Эмиль Золя — страница 24 из 63

Это общее видение он уточнил в «Подробном плане»: «Главы в среднем по двадцать страниц, неравные – самые короткие по десять страниц, самые длинные по сорок. Писать наотмашь. Роман о падении Жервезы и Купо, который приводит ее в рабочую среду. Объяснить нравы народа, его пороки и грехи, нравственное и физическое уродство этой средой, тем положением, в которое рабочий поставлен в нашем обществе».

И вот исходя из собственных указаний Золя принимается за дело. Роман станет прежде всего историей кроткой несчастной Жервезы. «Она должна быть обаятельным персонажем… – продолжает писатель размышлять в „наброске“. – По характеру она нежная и страстная… Работает, как ломовая лошадь… Любое ее достоинство оборачивается против нее же… От работы она тупеет, нежность приводит ее к удивительному малодушию».

Понемногу, кроме главной героини, появляются и другие персонажи «Западни»: прямой, честный Купо, рабочий-оцинковщик, – он женится на Жервезе, но, упав с крыши и сломав ногу, становится алкоголиком; красавчик Лантье, от которого Жервеза родит двух детей и который, бросив ее, потом вернется, поселится вместе с четой и будет заставлять Купо пить уже до полной потери человеческого облика…

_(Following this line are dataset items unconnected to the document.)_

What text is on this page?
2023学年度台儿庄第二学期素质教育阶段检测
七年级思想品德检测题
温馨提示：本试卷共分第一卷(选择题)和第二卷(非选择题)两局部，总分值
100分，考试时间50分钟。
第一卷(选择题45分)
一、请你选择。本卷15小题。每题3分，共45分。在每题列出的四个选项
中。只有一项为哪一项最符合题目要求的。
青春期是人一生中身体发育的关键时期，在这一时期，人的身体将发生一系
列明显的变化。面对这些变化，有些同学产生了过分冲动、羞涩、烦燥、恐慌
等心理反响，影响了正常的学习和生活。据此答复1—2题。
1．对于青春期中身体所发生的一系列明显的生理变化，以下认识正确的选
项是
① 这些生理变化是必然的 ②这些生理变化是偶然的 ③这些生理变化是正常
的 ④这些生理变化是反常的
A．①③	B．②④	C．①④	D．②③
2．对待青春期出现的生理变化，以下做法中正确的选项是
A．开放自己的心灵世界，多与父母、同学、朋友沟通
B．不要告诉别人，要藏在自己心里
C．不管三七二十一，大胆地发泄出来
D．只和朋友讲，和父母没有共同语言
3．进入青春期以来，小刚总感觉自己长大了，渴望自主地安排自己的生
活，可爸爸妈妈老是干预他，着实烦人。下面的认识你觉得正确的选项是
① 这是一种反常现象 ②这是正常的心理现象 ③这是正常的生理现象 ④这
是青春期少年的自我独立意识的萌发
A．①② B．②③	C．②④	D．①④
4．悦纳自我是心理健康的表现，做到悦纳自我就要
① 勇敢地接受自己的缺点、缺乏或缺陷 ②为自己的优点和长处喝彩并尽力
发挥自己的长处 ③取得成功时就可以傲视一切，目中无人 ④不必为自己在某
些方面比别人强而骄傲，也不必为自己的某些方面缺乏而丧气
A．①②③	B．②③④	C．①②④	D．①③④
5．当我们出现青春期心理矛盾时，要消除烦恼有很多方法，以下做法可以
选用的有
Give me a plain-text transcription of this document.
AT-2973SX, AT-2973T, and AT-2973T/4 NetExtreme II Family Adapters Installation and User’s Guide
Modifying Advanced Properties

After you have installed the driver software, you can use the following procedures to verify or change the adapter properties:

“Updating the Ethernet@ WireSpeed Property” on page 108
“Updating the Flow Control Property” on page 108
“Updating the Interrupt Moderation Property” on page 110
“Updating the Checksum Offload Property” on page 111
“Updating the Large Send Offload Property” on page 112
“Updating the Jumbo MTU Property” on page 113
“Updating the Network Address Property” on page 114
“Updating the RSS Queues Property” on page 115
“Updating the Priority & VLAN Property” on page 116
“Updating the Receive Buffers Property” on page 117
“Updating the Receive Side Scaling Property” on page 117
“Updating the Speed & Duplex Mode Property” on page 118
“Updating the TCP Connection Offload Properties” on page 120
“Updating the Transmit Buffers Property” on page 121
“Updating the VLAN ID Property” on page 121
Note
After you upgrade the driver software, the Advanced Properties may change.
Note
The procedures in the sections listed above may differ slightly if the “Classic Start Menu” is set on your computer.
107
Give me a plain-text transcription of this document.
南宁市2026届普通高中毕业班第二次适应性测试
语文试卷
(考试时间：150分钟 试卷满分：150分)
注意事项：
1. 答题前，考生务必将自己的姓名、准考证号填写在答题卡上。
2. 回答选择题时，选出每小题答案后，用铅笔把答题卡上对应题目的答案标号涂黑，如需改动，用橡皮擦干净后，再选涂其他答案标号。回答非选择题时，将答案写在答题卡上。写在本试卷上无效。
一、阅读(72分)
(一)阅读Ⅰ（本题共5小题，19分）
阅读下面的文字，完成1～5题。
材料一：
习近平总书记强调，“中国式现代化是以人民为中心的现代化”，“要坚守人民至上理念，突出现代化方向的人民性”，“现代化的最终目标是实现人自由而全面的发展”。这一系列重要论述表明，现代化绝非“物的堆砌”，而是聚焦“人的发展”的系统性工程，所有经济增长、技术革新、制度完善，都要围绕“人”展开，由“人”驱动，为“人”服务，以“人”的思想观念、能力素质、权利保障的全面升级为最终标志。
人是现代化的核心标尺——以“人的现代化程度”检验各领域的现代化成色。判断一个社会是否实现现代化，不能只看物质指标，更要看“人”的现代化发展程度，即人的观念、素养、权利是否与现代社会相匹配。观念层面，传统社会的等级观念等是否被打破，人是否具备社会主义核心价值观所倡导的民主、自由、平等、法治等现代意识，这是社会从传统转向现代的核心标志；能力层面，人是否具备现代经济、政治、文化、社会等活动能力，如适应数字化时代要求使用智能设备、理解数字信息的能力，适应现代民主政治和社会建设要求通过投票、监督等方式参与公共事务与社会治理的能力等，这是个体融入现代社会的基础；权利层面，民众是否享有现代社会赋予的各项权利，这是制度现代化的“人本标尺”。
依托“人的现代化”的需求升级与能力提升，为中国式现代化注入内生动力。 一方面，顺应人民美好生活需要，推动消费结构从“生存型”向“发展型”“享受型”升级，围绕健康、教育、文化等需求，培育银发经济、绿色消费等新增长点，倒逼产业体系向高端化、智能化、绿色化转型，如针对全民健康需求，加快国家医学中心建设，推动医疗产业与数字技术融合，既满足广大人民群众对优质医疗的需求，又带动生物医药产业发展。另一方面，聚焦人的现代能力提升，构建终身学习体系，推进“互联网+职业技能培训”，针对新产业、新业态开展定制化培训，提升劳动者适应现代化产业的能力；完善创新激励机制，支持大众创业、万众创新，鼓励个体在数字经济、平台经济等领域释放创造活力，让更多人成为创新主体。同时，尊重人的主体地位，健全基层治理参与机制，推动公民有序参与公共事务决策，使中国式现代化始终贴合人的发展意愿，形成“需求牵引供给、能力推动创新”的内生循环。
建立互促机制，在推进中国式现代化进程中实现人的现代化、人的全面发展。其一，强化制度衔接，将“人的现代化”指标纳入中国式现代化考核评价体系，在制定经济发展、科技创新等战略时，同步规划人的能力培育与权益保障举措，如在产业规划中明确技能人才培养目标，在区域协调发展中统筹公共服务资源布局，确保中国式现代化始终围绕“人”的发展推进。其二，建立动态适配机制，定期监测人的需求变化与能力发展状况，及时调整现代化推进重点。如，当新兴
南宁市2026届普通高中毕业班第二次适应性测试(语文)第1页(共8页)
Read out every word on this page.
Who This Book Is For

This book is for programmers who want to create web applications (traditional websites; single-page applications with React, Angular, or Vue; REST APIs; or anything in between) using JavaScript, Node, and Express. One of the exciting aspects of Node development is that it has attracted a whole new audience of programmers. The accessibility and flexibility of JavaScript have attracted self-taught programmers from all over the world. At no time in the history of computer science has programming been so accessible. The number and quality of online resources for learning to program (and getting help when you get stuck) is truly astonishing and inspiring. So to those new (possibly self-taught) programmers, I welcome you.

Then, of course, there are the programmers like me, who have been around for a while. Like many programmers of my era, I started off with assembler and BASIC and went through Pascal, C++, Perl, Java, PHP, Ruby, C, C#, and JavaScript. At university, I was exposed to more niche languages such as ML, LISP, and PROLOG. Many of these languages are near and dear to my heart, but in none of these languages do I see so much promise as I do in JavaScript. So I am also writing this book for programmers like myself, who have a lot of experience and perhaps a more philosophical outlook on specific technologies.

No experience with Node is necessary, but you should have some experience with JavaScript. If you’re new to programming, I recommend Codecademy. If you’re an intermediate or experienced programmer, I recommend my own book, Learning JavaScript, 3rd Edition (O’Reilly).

Золя вернулся в Париж 4 октября 1875 года и вскоре после этого написал Полю Алексису: «На следующий же день по приезде мне пришлось начать изыскания для моего романа, найти квартал, встречаться с рабочими».[105] Конечно, он и сам знал немало бедных кварталов столицы, но то убогое жилье, которым ему приходилось довольствоваться в молодости, было жильем студенческой богемы, а не рабочего класса, обреченного на невежество, усталость и пьянство. Еще Гонкуры в «Жермини Ласерте» задавались вопросом, «должен ли народ оставаться под угрозой литературного запрета». Решившись поднять перчатку, Золя с блокнотом в руке исходил вдоль и поперек квартал улиц Гутт-д'Ор и Пуассоньер.[106] Этот батиньольский обыватель, затесавшийся в среду дикарей, делает наброски, подробно описывает в блокноте, как выглядят дома, лавки, подмечая мимоходом хромую простоволосую женщину, красный пояс рабочего, стайку гладильщиц, выпорхнувшую из мастерской, в витрине которой красуются подвешенные на латунной проволоке кружевные чепчики… Снедаемый любопытством, он забредает в кабак, разглядывает опустившихся завсегдатаев с мутными глазами и мокрыми губами, вдыхает запах скверного вина и выходит с ощущением, будто всю свою жизнь провел в этом месте погибели и безволия. Должно быть, куда больше смелости ему потребовалось для того, чтобы отважиться войти в прачечную, заполненную расхристанными потными женщинами, грубо окликающими одна другую и колотящими белье в облаках пара. Но и здесь он подмечает все: оцинкованные баки, лохани с горячей водой, валики для отжима, записывает цену жавелевой воды (два су за литр) и воды для стирки (одно су за ведро). Вернувшись в свой хорошенький батиньольский домик после головокружительных путешествий в край нищеты, он с усиленным интересом погружается в роман «Возвышенное» Дени Пуло, где автор, анализируя участь рабочих, советует создавать профсоюзы, чтобы противостоять хозяевам. Читает он и «Словарь жаргона» Альфреда Дельво и выписывает оттуда более шестисот слов, покоривших его своей образностью и звучностью. Каждый раз, использовав одно из них в своей книге, он будет вычеркивать его из списка. «Заложить за воротник», «ворон считать», «протянуть ноги» – он просто упивается этими выражениями и, сидя за письменным столом в шлепанцах и расстегнутом жилете, наслаждается тем, что он одновременно и так близок к простому люду, и так надежно защищен от его невзгод.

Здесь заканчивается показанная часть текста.